The batteries could pave the way for renewable energy sources to make up a greater share of the nation’s energy generation, USC says. Solar panels can only generate power when the sun’s shining, and wind turbines can only generate power when the wind blows. That inherent unreliability makes it difficult for power companies to rely on them to meet customer demand.

With batteries to store surplus energy and then distribute it as needed, that sporadic unreliability could cease to be such an issue. USC's new battery is based on a redox flow design — similar in design to a fuel cell, with two tanks of electroactive materials dissolved in water. The solutions are pumped into a cell containing a membrane between the two fluids with electrodes on either side, releasing energy.

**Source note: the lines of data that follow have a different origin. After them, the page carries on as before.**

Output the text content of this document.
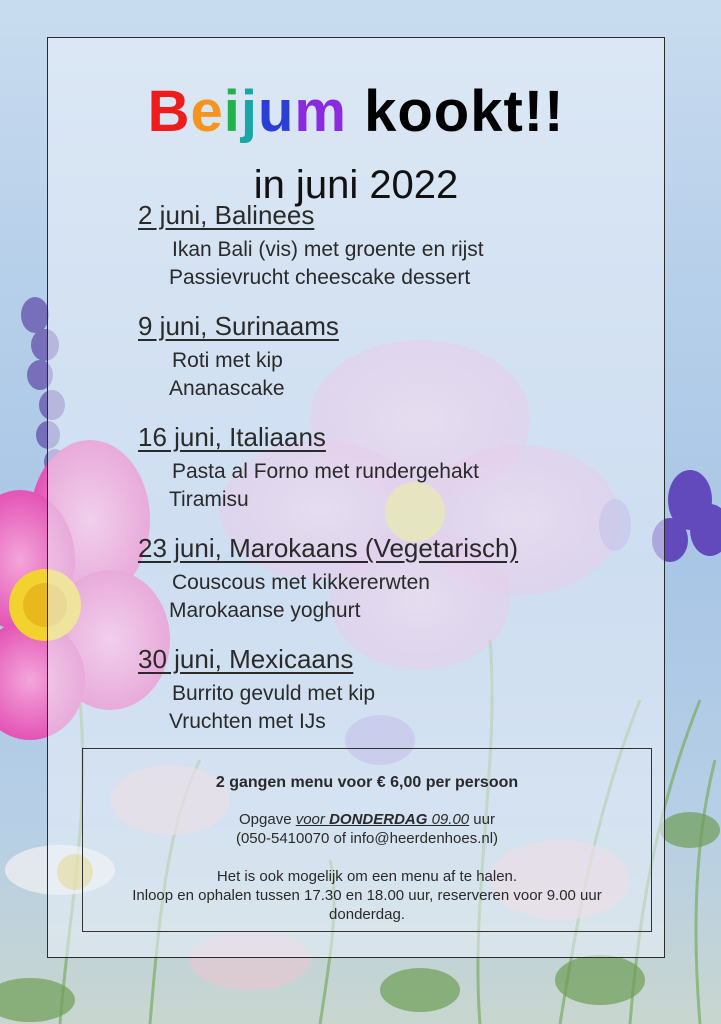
Beijum kookt!!
in juni 2022
2 juni, Balinees
Ikan Bali (vis) met groente en rijst
Passievrucht cheescake dessert
9 juni, Surinaams
Roti met kip
Ananascake
16 juni, Italiaans
Pasta al Forno met rundergehakt
Tiramisu
23 juni, Marokaans (Vegetarisch)
Couscous met kikkererwten
Marokaanse yoghurt
30 juni, Mexicaans
Burrito gevuld met kip
Vruchten met IJs
2 gangen menu voor € 6,00 per persoon
Opgave voor DONDERDAG 09.00 uur
(050-5410070 of info@heerdenhoes.nl)
Het is ook mogelijk om een menu af te halen.
Inloop en ophalen tussen 17.30 en 18.00 uur, reserveren voor 9.00 uur
donderdag.
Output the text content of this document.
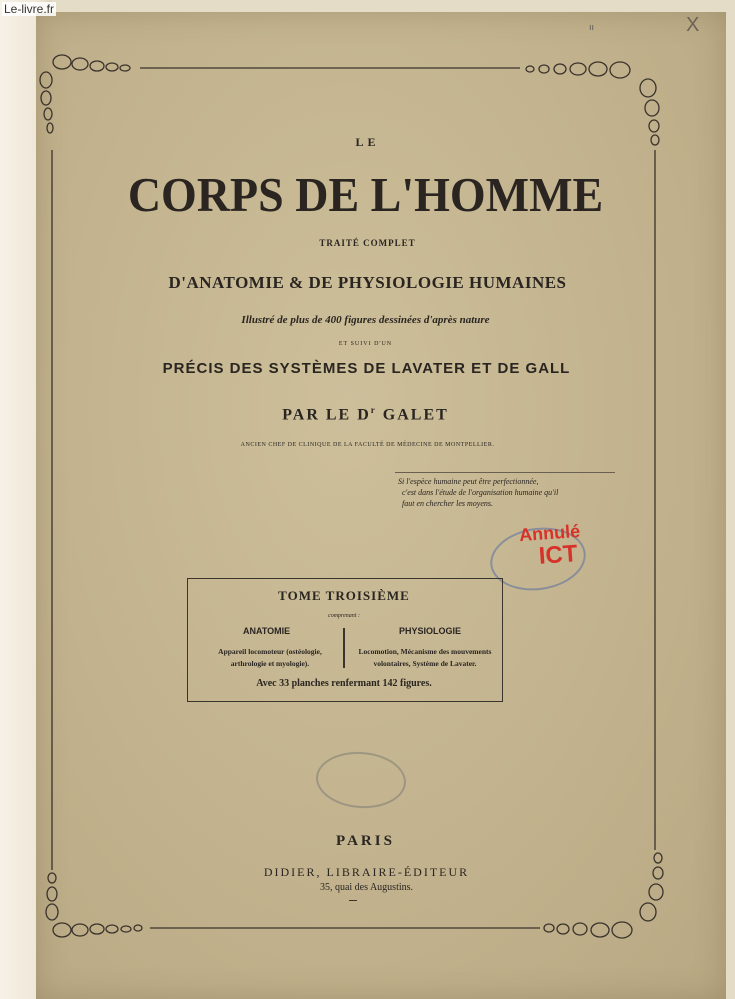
Le-livre.fr
X
ıı
LE
CORPS DE L'HOMME
TRAITÉ COMPLET
D'ANATOMIE & DE PHYSIOLOGIE HUMAINES
Illustré de plus de 400 figures dessinées d'après nature
ET SUIVI D'UN
PRÉCIS DES SYSTÈMES DE LAVATER ET DE GALL
PAR LE $D^r$ GALET
ANCIEN CHEF DE CLINIQUE DE LA FACULTÉ DE MÉDECINE DE MONTPELLIER.
Si l'espèce humaine peut être perfectionnée,
c'est dans l'étude de l'organisation humaine qu'il
faut en chercher les moyens.
Annulé
ICT
TOME TROISIÈME
comprenant :
ANATOMIE	PHYSIOLOGIE
Appareil locomoteur (ostéologie,
arthrologie et myologie).
Locomotion, Mécanisme des mouvements
volontaires, Système de Lavater.
Avec 33 planches renfermant 142 figures.
PARIS
DIDIER, LIBRAIRE-ÉDITEUR
35, quai des Augustins.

The design has the advantage of decoupling power from energy, according to USC. The tanks of electroactive materials can be made as large as needed — increasing total amount of energy the system can store — or the central cell can be tweaked to release that energy faster or slower, altering the amount of power (energy released over time) that the system can generate.

The team’s breakthrough centered around the electroactive materials. While previous battery designs have used metals or toxic chemicals, the researchers wanted to find an organic compound that could be dissolved in water. Such a system would create a minimal impact on the environment, and would likely be cheap, they figured.

Through a combination of molecule design and trial-and-error, they found that certain naturally occurring quinones — oxidized organic compounds — fit the bill. Quinones are found in plants, fungi, bacteria and some animals, and are involved in photosynthesis and cellular respiration.

Currently, the quinones needed for the batteries are manufactured from naturally occurring hydrocarbons. In the future, the potential exists to derive them from carbon dioxide, Narayan said. The team has filed several patents in regards to design of the battery, and next plans to build a larger scale version.

USC isn’t the first to experiment with organic batteries. Japanese startup Power Japan Plus recently unveiled a new organic battery technology that generates twice as much energy as a lithium ion battery and charges 20 times faster. The company claims the technology could lead to cheaper long-range electric vehicles (EV) that can travel hundreds of miles on a charge and be charged in minutes rather than hours.

Another Japanese company, Sumitomo, also recently announced that it had developed and installed the world's first large-scale power storage system that utilizes used electric-vehicle (EV) batteries. Over the next three years, the system will measure the smoothing effect of energy output fluctuation from the nearby Hikari-no-mori solar farm, and will aim to establish a large-scale power storage technology by safely and effectively utilizing the huge quantities of discarded used EV batteries which will become available in the future.